There are two main functionalities to be implemented by an operator. The first one is the intialization of the computation, which variables are surely bound by this operator and which variables may be bound by this operator (depending on the bound variables of its operands). Per default the intersection and the union of all variables of its operands is computed and be stored in lupos.engine.operators.BasicOperator.intersectionVariables and lupos.engine.operators.BasicOperator.unionVariables. If another set of variables is surely bound by the current operator, the Message preProcessMessage(BoundVariablesMessage msg) method can be overridden like in the Union operator, where the intersectionVariables are set in the message msg.

Of course, an operator has to compute a new result based on the results of its operands. This is usually done in the public QueryResult process(final QueryResult queryResult, final int operandID) method, where queryResult is the result of the operand identified by operandID (operandID for the left operand is 0, for the right operand 1 and may be higher if you have a non-binary operator).

The result of the operator is usually directly returned by this method. However, for multi-input operators in the case of pipeline-breakers, the results of the operands often must be first collected before they are processed. Then the calculation may be done in the public Message preProcessMessage(final EndOfEvaluationMessage msg) method (for an example, see lupos.engine.operators.multiinput.join.HashJoin).

For consuming the result of an operand, it is recommended to use queryResult.oneTimeIterator(), which returns an iterator of type Bindings. Please note that using oneTimeIterator() allows to iterate only once through the result of an operand (and afterwards, the result of the operand may be forgotten). However, if iterating only once is acceptable, this is the most efficient way to process the result (and is based on the iterator concept of database operators). If you have to iterate several times through the result of an operand, you can use iterator(), which internally stores all results intermediately in main memory or on disk (depending on the configuration and the size of the result) for succeeding iterations.

There are two main ways to generate a QueryResult:

  1. The first way is to compute the complete QueryResult of the current operand and return it. This way is more easy for the programmer: just use lupos.datastructures.queryresult.QueryResult.createInstance() to create a new QueryResult object and add new single solutions to it by using the method add(Bindings bindings). This way is usually not so efficient as the second way.

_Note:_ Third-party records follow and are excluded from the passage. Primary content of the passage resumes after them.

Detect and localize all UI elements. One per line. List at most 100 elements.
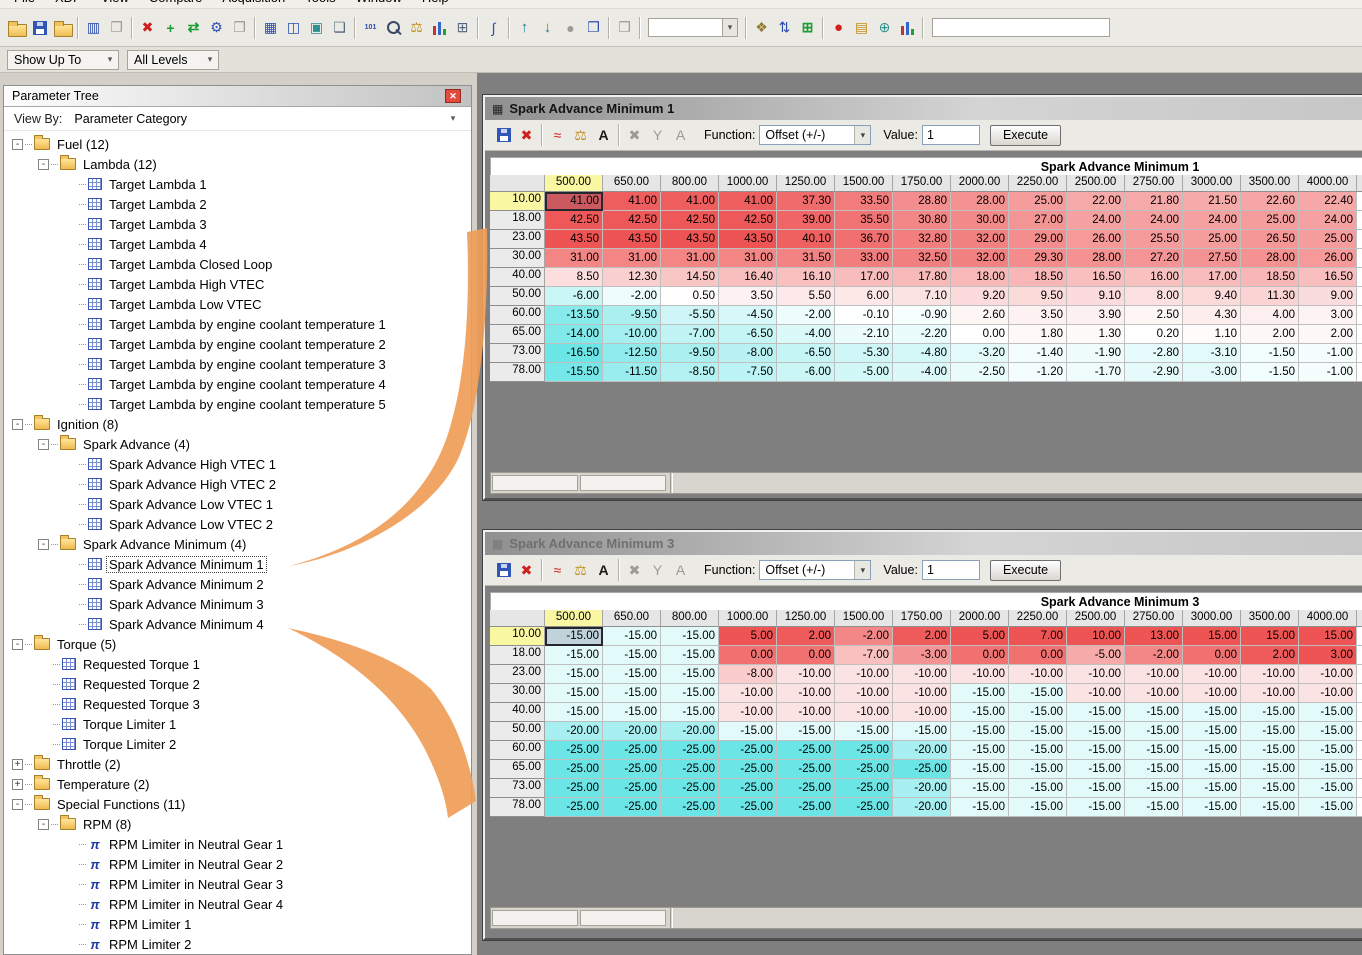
row-header[interactable]: 30.00 <box>490 249 545 268</box>
table-cell[interactable]: -25.00 <box>545 798 603 817</box>
table-cell[interactable]: -15.00 <box>1183 722 1241 741</box>
table-cell[interactable]: -15.00 <box>1299 798 1357 817</box>
table-cell[interactable]: -15.00 <box>1299 760 1357 779</box>
col-header[interactable]: 3000.00 <box>1183 175 1241 192</box>
table-cell[interactable]: 21.80 <box>1125 192 1183 211</box>
menu-view[interactable]: View <box>91 0 139 5</box>
table-cell[interactable]: -12.50 <box>603 344 661 363</box>
col-header[interactable]: 2500.00 <box>1067 175 1125 192</box>
stop-icon[interactable]: ● <box>559 17 582 39</box>
tree-item[interactable]: Target Lambda 3 <box>4 214 471 234</box>
interpolate-x-icon[interactable]: ✖ <box>623 559 646 581</box>
table-cell[interactable]: -16.50 <box>545 344 603 363</box>
table-cell[interactable]: -15.00 <box>1125 798 1183 817</box>
table-cell[interactable]: -15.00 <box>1299 722 1357 741</box>
table-cell[interactable]: -10.00 <box>1299 684 1357 703</box>
tree-item[interactable]: Requested Torque 2 <box>4 674 471 694</box>
table-cell[interactable]: -25.00 <box>777 798 835 817</box>
table-cell[interactable]: -15.00 <box>951 760 1009 779</box>
find-icon[interactable] <box>382 17 405 39</box>
tree-item[interactable]: Target Lambda 4 <box>4 234 471 254</box>
tree-item[interactable]: Spark Advance Minimum 2 <box>4 574 471 594</box>
col-header[interactable]: 2500.00 <box>1067 610 1125 627</box>
table-cell[interactable]: 29.00 <box>1009 230 1067 249</box>
save-icon[interactable] <box>28 17 51 39</box>
table-cell[interactable]: -15.00 <box>1009 798 1067 817</box>
table-cell[interactable]: -15.00 <box>951 798 1009 817</box>
table-cell[interactable]: 43.50 <box>661 230 719 249</box>
col-header[interactable]: 2250.00 <box>1009 610 1067 627</box>
table-cell[interactable]: 5.00 <box>951 627 1009 646</box>
table-cell[interactable]: -15.00 <box>603 703 661 722</box>
col-header[interactable]: 1500.00 <box>835 175 893 192</box>
col-header[interactable]: 1250.00 <box>777 610 835 627</box>
table-cell[interactable]: -9.50 <box>603 306 661 325</box>
table-cell[interactable]: 17.00 <box>835 268 893 287</box>
table-cell[interactable]: 33.00 <box>835 249 893 268</box>
table-cell[interactable]: -5.50 <box>661 306 719 325</box>
table-cell[interactable]: -15.00 <box>1241 703 1299 722</box>
row-header[interactable]: 65.00 <box>490 760 545 779</box>
table-cell[interactable]: 42.50 <box>545 211 603 230</box>
compare-icon[interactable]: ▥ <box>82 17 105 39</box>
table-cell[interactable]: 25.00 <box>1241 211 1299 230</box>
collapse-icon[interactable]: - <box>12 139 23 150</box>
tree-item[interactable]: Spark Advance Minimum 3 <box>4 594 471 614</box>
tree-item[interactable]: Target Lambda Closed Loop <box>4 254 471 274</box>
table-cell[interactable]: 3.00 <box>1299 306 1357 325</box>
table-cell[interactable]: -15.00 <box>1067 760 1125 779</box>
table-cell[interactable]: -25.00 <box>603 760 661 779</box>
value-input[interactable]: 1 <box>922 125 980 145</box>
tree-item[interactable]: Requested Torque 3 <box>4 694 471 714</box>
tree-item[interactable]: -RPM (8) <box>4 814 471 834</box>
table-cell[interactable]: -10.00 <box>835 684 893 703</box>
tree-item[interactable]: πRPM Limiter 2 <box>4 934 471 954</box>
table-cell[interactable]: 1.80 <box>1009 325 1067 344</box>
table-cell[interactable]: -15.00 <box>951 722 1009 741</box>
table-cell[interactable]: -2.00 <box>835 627 893 646</box>
table-cell[interactable]: -10.00 <box>777 665 835 684</box>
monitor-icon[interactable]: ▣ <box>305 17 328 39</box>
toolbar-combobox[interactable]: ▾ <box>648 18 738 37</box>
col-header[interactable]: 1000.00 <box>719 610 777 627</box>
table-cell[interactable]: 16.10 <box>777 268 835 287</box>
graph-trace-icon[interactable]: ≈ <box>546 124 569 146</box>
delete-icon[interactable]: ✖ <box>136 17 159 39</box>
table-cell[interactable] <box>1357 722 1362 741</box>
table-cell[interactable]: -8.00 <box>719 665 777 684</box>
row-header[interactable]: 50.00 <box>490 722 545 741</box>
menu-file[interactable]: File <box>4 0 45 5</box>
table-cell[interactable]: 33.50 <box>835 192 893 211</box>
tree-item[interactable]: Spark Advance Low VTEC 1 <box>4 494 471 514</box>
table-cell[interactable]: 36.70 <box>835 230 893 249</box>
execute-button[interactable]: Execute <box>990 560 1061 581</box>
table-cell[interactable]: 37.30 <box>777 192 835 211</box>
table-cell[interactable]: -7.00 <box>835 646 893 665</box>
tree-item[interactable]: Target Lambda 2 <box>4 194 471 214</box>
table-cell[interactable]: -4.50 <box>719 306 777 325</box>
table-cell[interactable]: 15.00 <box>1299 627 1357 646</box>
col-header[interactable] <box>1357 175 1362 192</box>
row-header[interactable]: 40.00 <box>490 268 545 287</box>
table-cell[interactable]: 0.00 <box>777 646 835 665</box>
table-cell[interactable]: -15.00 <box>951 779 1009 798</box>
table-cell[interactable]: -15.00 <box>777 722 835 741</box>
table-cell[interactable]: 31.00 <box>545 249 603 268</box>
table-cell[interactable]: 41.00 <box>545 192 603 211</box>
col-header[interactable]: 800.00 <box>661 610 719 627</box>
table-cell[interactable]: 26.00 <box>1067 230 1125 249</box>
tree-item[interactable]: -Lambda (12) <box>4 154 471 174</box>
table-cell[interactable]: -10.00 <box>1009 665 1067 684</box>
table-cell[interactable]: 28.00 <box>1241 249 1299 268</box>
table-cell[interactable]: 24.00 <box>1125 211 1183 230</box>
row-header[interactable]: 10.00 <box>490 627 545 646</box>
tree-item[interactable]: Target Lambda Low VTEC <box>4 294 471 314</box>
table-cell[interactable]: -25.00 <box>603 779 661 798</box>
col-header[interactable]: 500.00 <box>545 175 603 192</box>
split-view-icon[interactable]: ◫ <box>282 17 305 39</box>
table-cell[interactable]: -11.50 <box>603 363 661 382</box>
collapse-icon[interactable]: - <box>38 539 49 550</box>
row-header[interactable]: 60.00 <box>490 741 545 760</box>
tree-item[interactable]: -Ignition (8) <box>4 414 471 434</box>
table-cell[interactable]: 39.00 <box>777 211 835 230</box>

  2. The second way is to use the iterator concept of database operators. For this purpose, one should use the lupos.datastructures.queryresult.QueryResult.createInstance(iterator) method, where iterator is an iterator object. There are several types of iterators supported: java.util.Iterator<Bindings>, which just declares the Boolean hasNext() method for returning if the iterator has another Bindings and Bindings next() for retrieving the next Bindings object. lupos.datastructures.queryresult.ParallelIterator<Bindings> adds another method close(), which should be called if the iterator is closed (In this case you should also add public void finalize() { close(); } to your iterator class, such that the close() method is called also whenever an operator does not explicitly close an operator and whenever the garbage collector removes the object). Finally, the lupos.datastructures.queryresult.SIPParallelIterator<Bindings, Bindings> iterator interface, which adds the method Bindings next(Bindings key) for retrieving the next Bindings object, which is equal to or larger than key. Using this iterator class is only meaningful if the input is sorted, but may greatly improve the performance by "jumping over" unneeded intermediate results.